“I think we are close to achieving most of our objectives,” he added.
Violence and death in Iraq today are sharply down, Cheney said, while Iraqis are firmly on the path to democracy after decades of cruel and despotic rule under Saddam.
“We’ve seen a significant reduction in the overall level of violence, more now than any time since we’ve been there in the spring of ’03,” Cheney said. “We’ve seen the elimination of one of the world’s worst regimes. We’ve seen the Iraqis write a constitution [and] hold three national elections.”
The United States and Iraq signed two agreements that became effective Jan. 1, Cheney said, that underscore Iraq’s status as a sovereign nation and call for the eventual withdrawal of U.S. forces from Iraqi soil. The strategic framework agreement establishes the foundation of a long-term bilateral relationship between the United States and Iraq, while the status-of-forces agreement stipulates how U.S. forces are affected by Iraqi laws.
“All of those things, I think, by anybody’s standard would be evidence of significant success,” Cheney said. “And I think we’re very close to achieving what it is we set out to do five years ago when we first went into Iraq.”

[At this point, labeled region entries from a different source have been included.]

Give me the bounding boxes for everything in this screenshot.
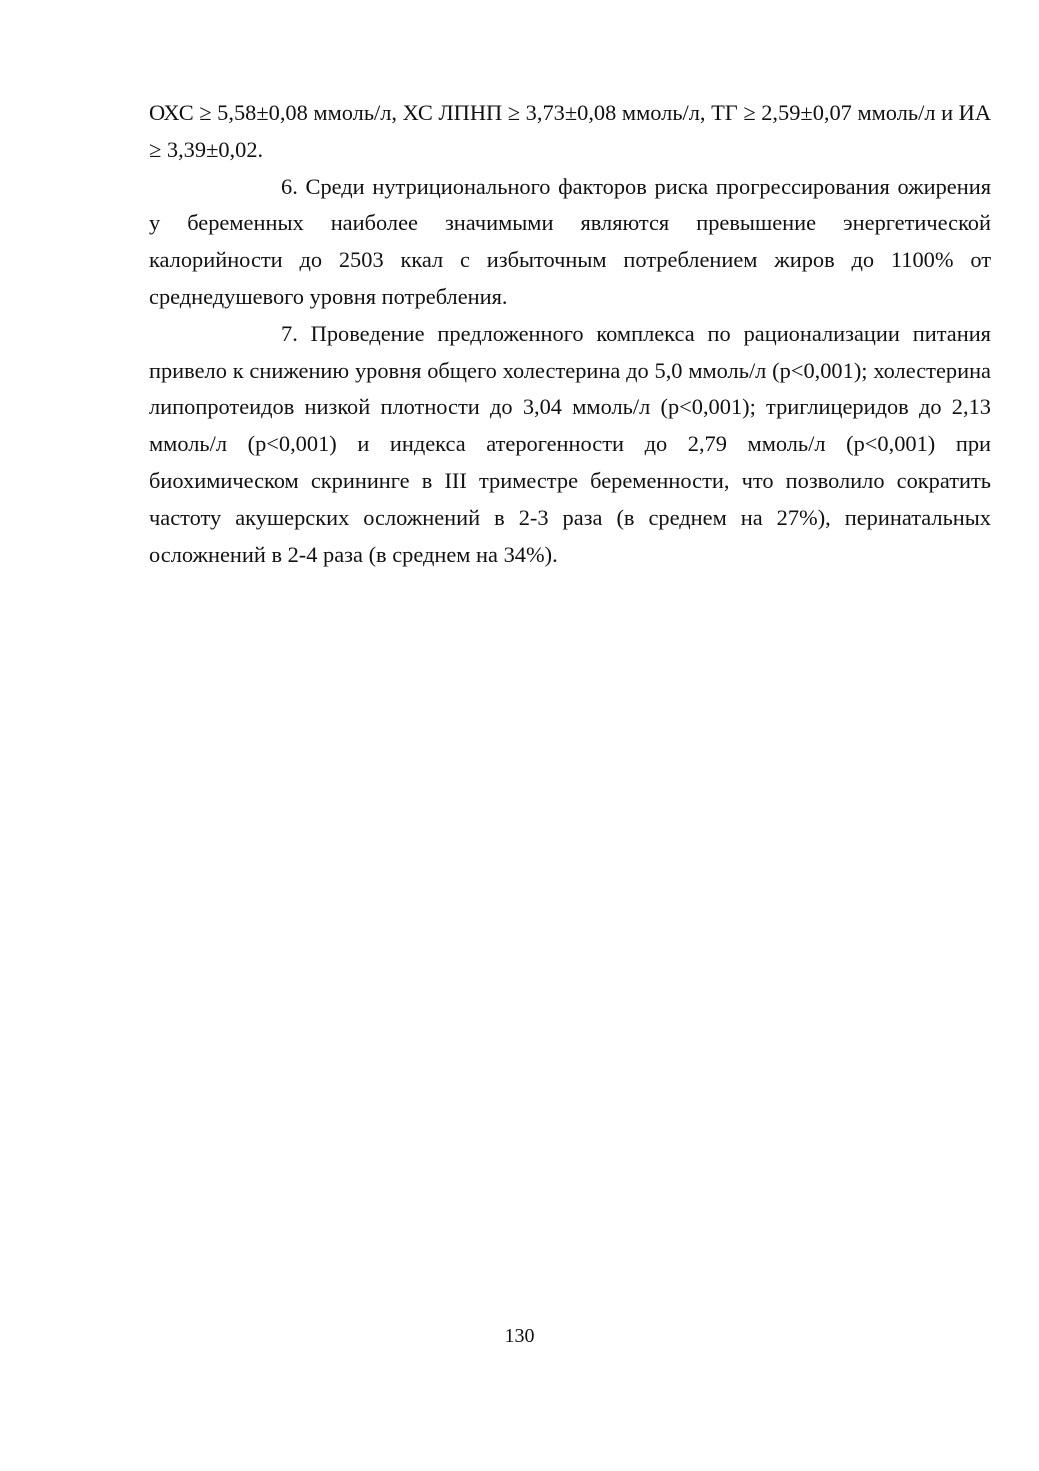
item-text: Проведение предложенного комплекса по рационализации питания привело к снижению уровня общего холестерина до 5,0 ммоль/л (р<0,001); холестерина липопротеидов низкой плотности до 3,04 ммоль/л (р<0,001); триглицеридов до 2,13 ммоль/л (р<0,001) и индекса атерогенности до 2,79 ммоль/л (р<0,001) при биохимическом скрининге в III триместре беременности, что позволило сократить частоту акушерских осложнений в 2-3 раза (в среднем на 27%), перинатальных осложнений в 2-4 раза (в среднем на 34%). (149, 320, 991, 567)
list-item-7 (149, 316, 991, 574)
page-number: 130 (504, 1325, 535, 1347)
item-number: 6. (281, 173, 298, 199)
item-number: 7. (281, 320, 298, 346)
continuation-paragraph: ОХС ≥ 5,58±0,08 ммоль/л, ХС ЛПНП ≥ 3,73±0,08 ммоль/л, ТГ ≥ 2,59±0,07 ммоль/л и ИА ≥ 3,39±0,02. (149, 100, 992, 162)
item-text: Среди нутриционального факторов риска прогрессирования ожирения у беременных наиболее значимыми являются превышение энергетической калорийности до 2503 ккал с избыточным потреблением жиров до 1100% от среднедушевого уровня потребления. (149, 173, 991, 309)
body-text (149, 95, 991, 573)
list-item-6 (149, 169, 991, 316)
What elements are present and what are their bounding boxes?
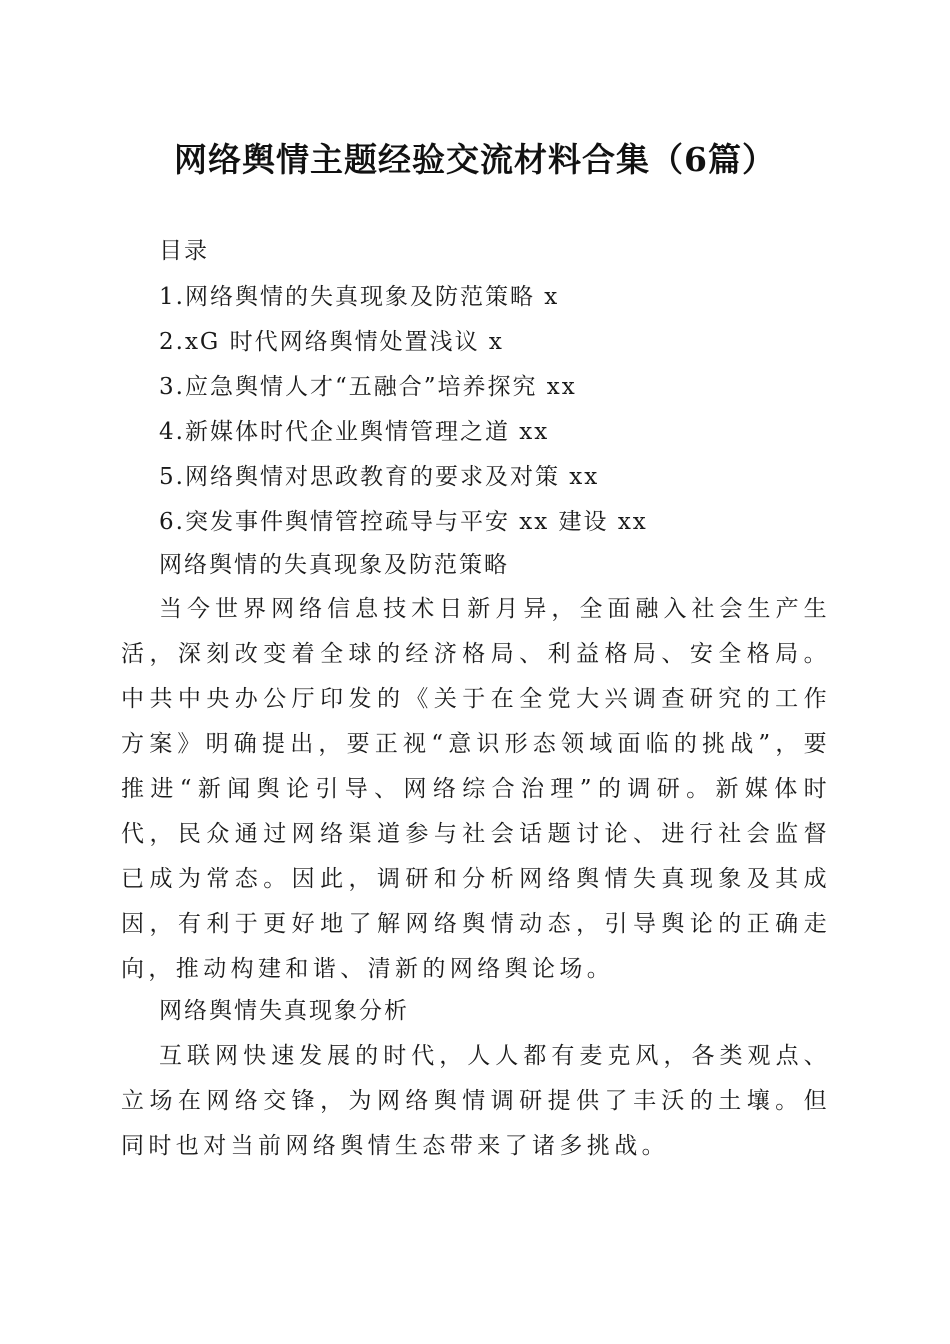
- subsection-title: 网络舆情失真现象分析: [159, 998, 409, 1024]
- toc-item-1: 1.网络舆情的失真现象及防范策略 x: [159, 284, 560, 310]
- toc-heading: 目录: [159, 238, 209, 264]
- section-title: 网络舆情的失真现象及防范策略: [159, 552, 509, 578]
- toc-item-6: 6.突发事件舆情管控疏导与平安 xx 建设 xx: [159, 509, 648, 535]
- toc-item-2: 2.xG 时代网络舆情处置浅议 x: [159, 329, 504, 355]
- toc-item-3: 3.应急舆情人才“五融合”培养探究 xx: [159, 374, 577, 400]
- body-paragraph-1: 当今世界网络信息技术日新月异，全面融入社会生产生活，深刻改变着全球的经济格局、利益格局、安全格局。中共中央办公厅印发的《关于在全党大兴调查研究的工作方案》明确提出，要正视“意识形态领域面临的挑战”，要推进“新闻舆论引导、网络综合治理”的调研。新媒体时代，民众通过网络渠道参与社会话题讨论、进行社会监督已成为常态。因此，调研和分析网络舆情失真现象及其成因，有利于更好地了解网络舆情动态，引导舆论的正确走向，推动构建和谐、清新的网络舆论场。: [121, 596, 831, 982]
- document-title: 网络舆情主题经验交流材料合集（6篇）: [174, 140, 776, 179]
- toc-item-5: 5.网络舆情对思政教育的要求及对策 xx: [159, 464, 600, 490]
- toc-item-4: 4.新媒体时代企业舆情管理之道 xx: [159, 419, 550, 445]
- body-paragraph-2: 互联网快速发展的时代，人人都有麦克风，各类观点、立场在网络交锋，为网络舆情调研提供了丰沃的土壤。但同时也对当前网络舆情生态带来了诸多挑战。: [121, 1043, 831, 1159]
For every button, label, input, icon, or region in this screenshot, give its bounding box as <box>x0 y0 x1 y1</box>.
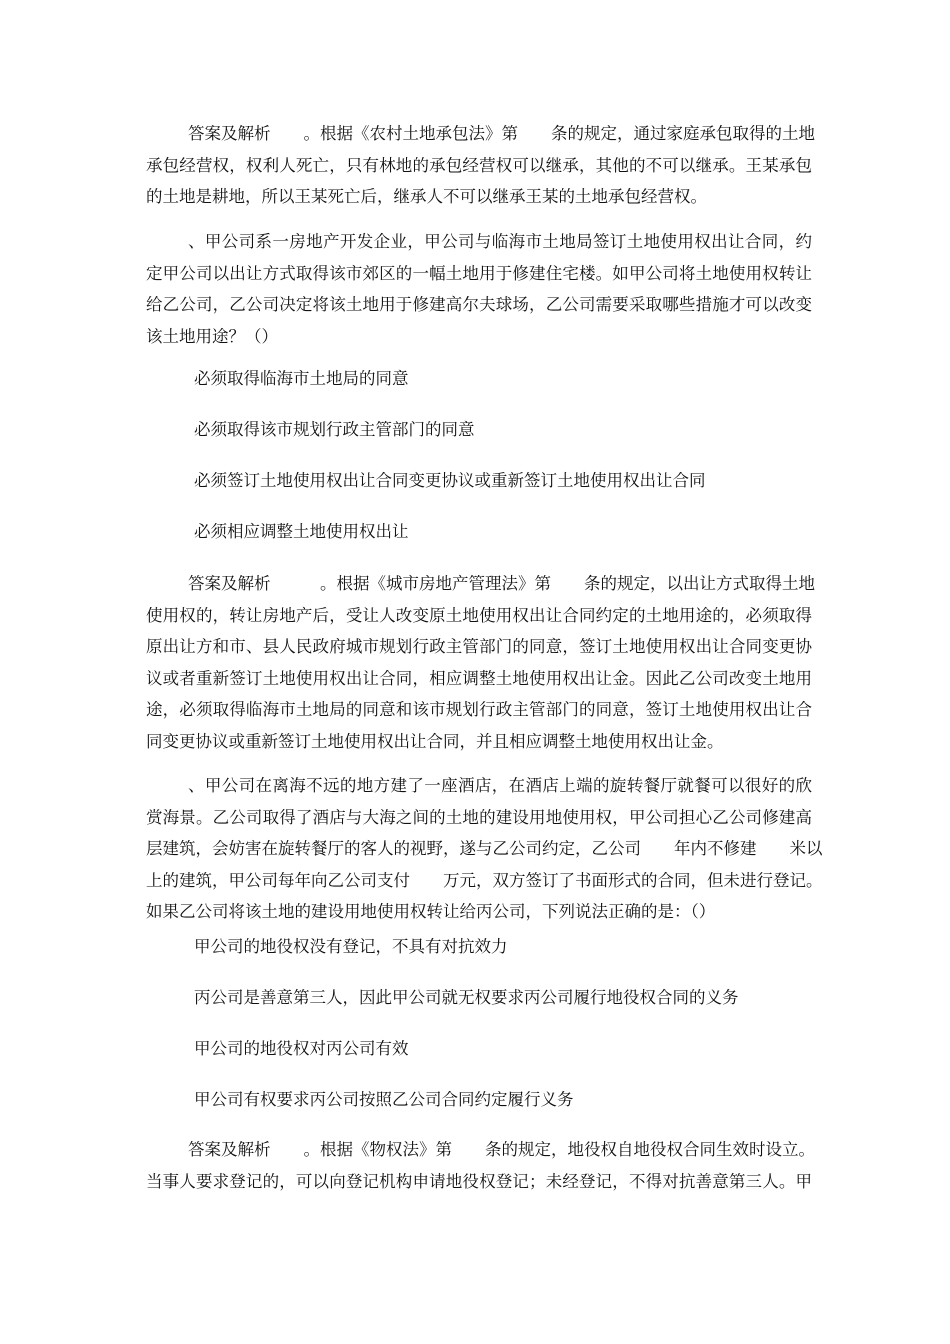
option-3d: 甲公司有权要求丙公司按照乙公司合同约定履行义务 <box>194 1090 574 1109</box>
option-2b: 必须取得该市规划行政主管部门的同意 <box>194 420 475 439</box>
option-3b: 丙公司是善意第三人，因此甲公司就无权要求丙公司履行地役权合同的义务 <box>194 988 739 1007</box>
text-line: 赏海景。乙公司取得了酒店与大海之间的土地的建设用地使用权，甲公司担心乙公司修建高 <box>146 807 812 827</box>
text-line: 当事人要求登记的，可以向登记机构申请地役权登记；未经登记，不得对抗善意第三人。甲 <box>146 1171 812 1191</box>
answer-block-2 <box>146 568 815 757</box>
question-3 <box>146 770 823 928</box>
text-line: 、甲公司系一房地产开发企业，甲公司与临海市土地局签订土地使用权出让合同，约 <box>188 232 812 251</box>
text-line: 给乙公司，乙公司决定将该土地用于修建高尔夫球场，乙公司需要采取哪些措施才可以改变 <box>146 295 812 314</box>
text-line: 途，必须取得临海市土地局的同意和该市规划行政主管部门的同意，签订土地使用权出让合 <box>146 700 812 719</box>
text-line: 定甲公司以出让方式取得该市郊区的一幅土地用于修建住宅楼。如甲公司将土地使用权转让 <box>146 263 812 283</box>
text-line: 议或者重新签订土地使用权出让合同，相应调整土地使用权出让金。因此乙公司改变土地用 <box>146 668 812 688</box>
text-line: 答案及解析 。根据《城市房地产管理法》第 条的规定，以出让方式取得土地 <box>188 574 815 593</box>
text-line: 承包经营权，权利人死亡，只有林地的承包经营权可以继承，其他的不可以继承。王某承包 <box>146 155 812 175</box>
option-3c: 甲公司的地役权对丙公司有效 <box>194 1039 409 1058</box>
text-line: 如果乙公司将该土地的建设用地使用权转让给丙公司，下列说法正确的是：（） <box>146 902 716 921</box>
option-2c: 必须签订土地使用权出让合同变更协议或重新签订土地使用权出让合同 <box>194 471 706 490</box>
text-line: 的土地是耕地，所以王某死亡后，继承人不可以继承王某的土地承包经营权。 <box>146 187 707 206</box>
text-line: 层建筑，会妨害在旋转餐厅的客人的视野，遂与乙公司约定，乙公司 年内不修建 米以 <box>146 839 823 858</box>
question-2 <box>146 226 812 352</box>
option-3a: 甲公司的地役权没有登记，不具有对抗效力 <box>194 937 508 956</box>
answer-block-1 <box>146 118 815 213</box>
option-2a: 必须取得临海市土地局的同意 <box>194 369 409 388</box>
text-line: 、甲公司在离海不远的地方建了一座酒店，在酒店上端的旋转餐厅就餐可以很好的欣 <box>188 776 812 795</box>
answer-block-3 <box>146 1134 815 1197</box>
text-line: 答案及解析 。根据《农村土地承包法》第 条的规定，通过家庭承包取得的土地 <box>188 124 815 143</box>
text-line: 使用权的，转让房地产后，受让人改变原土地使用权出让合同约定的土地用途的，必须取得 <box>146 605 812 625</box>
text-line: 该土地用途？（） <box>146 326 278 346</box>
text-line: 原出让方和市、县人民政府城市规划行政主管部门的同意，签订土地使用权出让合同变更协 <box>146 637 812 656</box>
text-line: 上的建筑，甲公司每年向乙公司支付 万元，双方签订了书面形式的合同，但未进行登记。 <box>146 870 823 890</box>
text-line: 同变更协议或重新签订土地使用权出让合同，并且相应调整土地使用权出让金。 <box>146 731 724 751</box>
text-line: 答案及解析 。根据《物权法》第 条的规定，地役权自地役权合同生效时设立。 <box>188 1140 815 1159</box>
option-2d: 必须相应调整土地使用权出让 <box>194 522 409 541</box>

On New Year’s Day, the Iraqi government assumed authority for the Baghdad compound – known generically as the Green Zone — that contained the U.S. military headquarters as well as the top U.S. diplomatic office in Iraq. Senior-level U.S. military and diplomatic offices in Iraq were transferred to the new U.S. Embassy in Iraq, which also is in Baghdad.
Cheney saluted the U.S.-coalition military campaign launched in March 2003 that toppled Saddam’s regime by early April of that year. The fugitive dictator was captured by U.S. forces in December 2003 and was tried and found guilty for his crimes by an Iraqi court. He was executed on Dec. 29, 2006.
Saddam, the vice president said, had “totally underestimated” President George W. Bush’s resolve to either coerce the dictator to resign or kick him out by military force.
Saddam had directed “one of the most despicable regimes of the 20th century,” Cheney said. The late dictator, he said, had “started two wars, had killed hundreds of thousands of people – including many of his own – with weapons of mass destruction.”
Before the onset of hostilities, Bush provided Saddam the opportunity to surrender his power and leave Iraq forever, but the dictator refused, Cheney noted.
Instead of departing Iraq, Saddam attempted “to bluff his way through,” the vice president said. “And we called his bluff.”